Another solution is for your software to assess each enquiry, categorise it and tag it using a traffic light priority system. This directs agents to the most urgent queries, and means agents with the appropriate skills can pick up relevant tickets.
3. Use AI alongside humans
We sometimes hear people complain about having to interact with a robot instead of a human being when they contact customer services. But robots are getting smarter all the time, and can be hugely useful in helping you to improve your customer response time and avoid lost leads.
The latest artificial intelligence is programmed to respond in a much more human-like way. Chatbots and IVR systems are better at understanding the meaning of queries and communicating with customers in natural-sounding language.
Using AI to respond to customers, at least in the first instance, means your company doesn’t have to rely so heavily on human agents. If the query can be sorted in this way, great – and if not, the robot is clever enough to escalate the matter to its human counterpart.
This reduces the workload of human agents, giving them more time to spend on each interaction. It also makes it easier to respond to customers at any time of the day or night. Although it’s still important to have a human team in place, pairing them with AI means there’s they can focus on more in-depth queries, and provide better service overall.

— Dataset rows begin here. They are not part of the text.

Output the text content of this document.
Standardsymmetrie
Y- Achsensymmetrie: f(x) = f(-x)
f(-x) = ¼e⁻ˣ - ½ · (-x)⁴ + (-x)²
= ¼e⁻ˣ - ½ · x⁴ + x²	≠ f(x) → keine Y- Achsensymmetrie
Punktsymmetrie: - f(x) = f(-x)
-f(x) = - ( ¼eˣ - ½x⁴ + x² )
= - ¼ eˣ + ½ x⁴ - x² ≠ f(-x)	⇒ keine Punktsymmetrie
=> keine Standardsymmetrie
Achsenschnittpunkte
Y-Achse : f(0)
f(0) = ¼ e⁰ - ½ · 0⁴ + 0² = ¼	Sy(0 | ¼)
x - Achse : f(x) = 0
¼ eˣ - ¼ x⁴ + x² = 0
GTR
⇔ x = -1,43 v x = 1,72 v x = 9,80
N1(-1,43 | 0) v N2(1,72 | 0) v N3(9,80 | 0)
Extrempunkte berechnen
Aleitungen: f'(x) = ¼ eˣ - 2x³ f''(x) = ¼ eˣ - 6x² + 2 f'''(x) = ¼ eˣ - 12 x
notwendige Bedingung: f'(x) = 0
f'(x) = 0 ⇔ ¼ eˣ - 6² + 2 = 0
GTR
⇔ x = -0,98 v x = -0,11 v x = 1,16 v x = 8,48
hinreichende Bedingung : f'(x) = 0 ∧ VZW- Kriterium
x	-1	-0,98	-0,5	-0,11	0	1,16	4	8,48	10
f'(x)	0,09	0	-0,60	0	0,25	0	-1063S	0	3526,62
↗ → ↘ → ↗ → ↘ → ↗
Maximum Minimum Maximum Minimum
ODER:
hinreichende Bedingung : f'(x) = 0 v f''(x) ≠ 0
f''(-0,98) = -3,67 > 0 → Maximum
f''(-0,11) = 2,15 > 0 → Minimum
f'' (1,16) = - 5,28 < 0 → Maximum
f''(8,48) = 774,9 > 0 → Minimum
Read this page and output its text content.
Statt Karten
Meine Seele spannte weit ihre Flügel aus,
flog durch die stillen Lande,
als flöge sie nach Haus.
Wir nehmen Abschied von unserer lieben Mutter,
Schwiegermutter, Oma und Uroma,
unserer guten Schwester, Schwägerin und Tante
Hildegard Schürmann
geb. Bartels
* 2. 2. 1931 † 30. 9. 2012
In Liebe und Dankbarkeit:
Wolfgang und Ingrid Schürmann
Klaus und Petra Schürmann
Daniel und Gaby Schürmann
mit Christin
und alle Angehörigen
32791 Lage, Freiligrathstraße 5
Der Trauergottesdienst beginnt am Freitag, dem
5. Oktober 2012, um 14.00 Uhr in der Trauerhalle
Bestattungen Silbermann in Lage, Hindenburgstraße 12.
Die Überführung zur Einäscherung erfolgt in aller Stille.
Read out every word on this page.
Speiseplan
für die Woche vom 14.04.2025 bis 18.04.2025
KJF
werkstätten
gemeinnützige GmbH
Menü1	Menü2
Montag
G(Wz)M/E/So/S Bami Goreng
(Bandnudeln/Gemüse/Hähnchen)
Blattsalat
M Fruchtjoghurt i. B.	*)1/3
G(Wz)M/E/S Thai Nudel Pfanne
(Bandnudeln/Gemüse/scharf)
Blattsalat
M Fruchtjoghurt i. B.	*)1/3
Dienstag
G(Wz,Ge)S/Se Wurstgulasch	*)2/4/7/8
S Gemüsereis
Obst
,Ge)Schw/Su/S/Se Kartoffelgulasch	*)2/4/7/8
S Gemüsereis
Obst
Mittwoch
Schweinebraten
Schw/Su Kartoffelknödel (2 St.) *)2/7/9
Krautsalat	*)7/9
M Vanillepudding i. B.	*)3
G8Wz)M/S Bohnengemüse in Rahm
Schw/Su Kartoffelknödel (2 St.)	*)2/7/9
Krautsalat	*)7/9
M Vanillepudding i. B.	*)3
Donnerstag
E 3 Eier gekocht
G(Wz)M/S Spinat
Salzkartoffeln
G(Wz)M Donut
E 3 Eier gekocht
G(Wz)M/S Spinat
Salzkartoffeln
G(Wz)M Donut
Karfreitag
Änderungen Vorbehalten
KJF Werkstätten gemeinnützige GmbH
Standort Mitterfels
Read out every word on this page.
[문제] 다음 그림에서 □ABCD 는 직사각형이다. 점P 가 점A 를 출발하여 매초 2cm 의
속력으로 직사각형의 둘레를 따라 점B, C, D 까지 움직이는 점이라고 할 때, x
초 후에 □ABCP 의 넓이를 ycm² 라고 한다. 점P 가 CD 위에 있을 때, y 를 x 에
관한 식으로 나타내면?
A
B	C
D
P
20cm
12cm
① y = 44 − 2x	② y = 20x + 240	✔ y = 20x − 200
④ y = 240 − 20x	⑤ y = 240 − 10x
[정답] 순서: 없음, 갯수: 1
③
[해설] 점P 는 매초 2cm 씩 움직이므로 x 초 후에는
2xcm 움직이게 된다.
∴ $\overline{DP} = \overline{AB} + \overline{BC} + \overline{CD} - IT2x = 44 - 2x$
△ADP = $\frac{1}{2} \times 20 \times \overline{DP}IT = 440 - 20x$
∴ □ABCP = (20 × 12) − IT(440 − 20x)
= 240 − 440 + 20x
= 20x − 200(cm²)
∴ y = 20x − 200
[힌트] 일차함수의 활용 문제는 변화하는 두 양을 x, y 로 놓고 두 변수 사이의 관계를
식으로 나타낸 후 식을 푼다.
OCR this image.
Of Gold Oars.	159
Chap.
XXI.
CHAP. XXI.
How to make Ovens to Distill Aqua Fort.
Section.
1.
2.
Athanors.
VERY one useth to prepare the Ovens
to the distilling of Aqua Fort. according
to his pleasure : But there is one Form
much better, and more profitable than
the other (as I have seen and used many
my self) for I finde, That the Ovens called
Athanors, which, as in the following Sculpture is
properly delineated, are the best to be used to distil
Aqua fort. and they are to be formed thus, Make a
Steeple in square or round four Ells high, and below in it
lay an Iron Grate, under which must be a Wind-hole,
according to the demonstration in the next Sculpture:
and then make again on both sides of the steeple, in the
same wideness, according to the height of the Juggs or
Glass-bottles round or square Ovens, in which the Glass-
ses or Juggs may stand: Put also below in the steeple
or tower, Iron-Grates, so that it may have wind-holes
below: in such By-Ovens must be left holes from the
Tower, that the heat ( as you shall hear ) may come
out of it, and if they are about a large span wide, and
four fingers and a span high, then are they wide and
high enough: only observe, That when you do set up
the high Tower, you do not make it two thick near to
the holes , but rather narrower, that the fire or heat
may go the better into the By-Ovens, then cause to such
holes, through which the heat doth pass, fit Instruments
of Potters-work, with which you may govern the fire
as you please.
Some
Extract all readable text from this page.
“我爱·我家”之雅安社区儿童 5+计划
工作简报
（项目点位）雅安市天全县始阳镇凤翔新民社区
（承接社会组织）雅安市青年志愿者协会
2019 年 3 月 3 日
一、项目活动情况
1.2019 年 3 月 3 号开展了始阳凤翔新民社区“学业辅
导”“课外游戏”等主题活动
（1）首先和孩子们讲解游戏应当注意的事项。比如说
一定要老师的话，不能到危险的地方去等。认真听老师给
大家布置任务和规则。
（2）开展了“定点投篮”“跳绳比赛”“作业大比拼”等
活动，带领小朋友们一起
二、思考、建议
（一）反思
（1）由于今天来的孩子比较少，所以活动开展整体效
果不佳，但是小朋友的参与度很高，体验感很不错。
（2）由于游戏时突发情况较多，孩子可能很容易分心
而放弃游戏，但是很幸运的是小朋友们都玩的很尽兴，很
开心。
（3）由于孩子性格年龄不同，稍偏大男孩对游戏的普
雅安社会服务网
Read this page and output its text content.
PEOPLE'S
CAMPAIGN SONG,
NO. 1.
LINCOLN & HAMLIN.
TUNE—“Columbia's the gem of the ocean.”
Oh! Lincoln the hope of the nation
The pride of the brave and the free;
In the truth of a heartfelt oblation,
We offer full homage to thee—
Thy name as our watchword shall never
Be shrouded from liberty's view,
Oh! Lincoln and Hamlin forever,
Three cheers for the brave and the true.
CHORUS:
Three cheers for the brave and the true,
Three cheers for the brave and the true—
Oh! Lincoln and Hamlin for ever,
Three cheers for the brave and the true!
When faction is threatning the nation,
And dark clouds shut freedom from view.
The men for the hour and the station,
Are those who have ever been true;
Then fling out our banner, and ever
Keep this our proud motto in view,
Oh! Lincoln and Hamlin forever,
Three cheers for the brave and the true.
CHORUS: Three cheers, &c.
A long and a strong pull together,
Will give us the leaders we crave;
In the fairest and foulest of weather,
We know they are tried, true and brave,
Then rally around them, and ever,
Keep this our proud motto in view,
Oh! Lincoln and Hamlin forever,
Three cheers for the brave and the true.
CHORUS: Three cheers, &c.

At the end of the day, the customer’s main desire is to get their problem or enquiry resolved – and if that happens quickly and smoothly, they won’t mind if it was taken care of by a human or a robot.
5. Use social media to your advantage
Social media offers lots of possibilities for building an exceptional customer experience. . But remember that social media users are accustomed to things happening fast. If customers contact you via this channel, they will have an even higher expectation of your response time.
The longer it takes you to respond, the more annoyed and frustrated the customer will get. Even if you resolve their query, they won’t necessarily be satisfied due to what they see as a delay.
According to one report, 37% of online customers expect a response in the first five minutes of asking a query. If not, they are likely to take their custom elsewhere and you’ll lose a valuable lead.
Your company should ensure it has a dedicated team of agents to respond to social media enquiries; people who are familiar with social media platforms and will get the tone of their responses right..
However, not all queries can adequately be dealt with on all channels. Occasionally, an enquiry received via social media would be better addressed on a different channel where you have more room to discuss the query and offer a resolution.
Don’t be afraid to suggest that a Twitter conversation might work better on email, or that step-by-step instructions would be easier to grasp over the phone. To improve your response times across multiple channels, use software that creates a queue of enquiries all in one place.
Fast response times are vital in keeping customers engaged and retaining valuable leads, but make sure you don’t sacrifice the quality of your responses in the quest for speed.
It’s important not to overpromise. If the nature of a query means it’ll take time to resolve, manage the customer’s expectations by giving them an honest timeframe. Building trust with transparency is a great way to retain leads, and heighten client satisfaction.
Remember, these improvements aren’t a one-off solution. Keep your processes under constant review and continue to analyse customer data and feedback, as well as looking out for the latest tech solutions.
I found this article really interesting. Sometimes when we are busy with project work or existing customers it can be easy to miss a sales lead or opportunity, especially if it comes in out-of-hours. Our customer services queries already have notifications and alerts/SLAs in place but we need to apply the same methodology to leads to make sure we maximise all opportunities. Thank you for the guidance.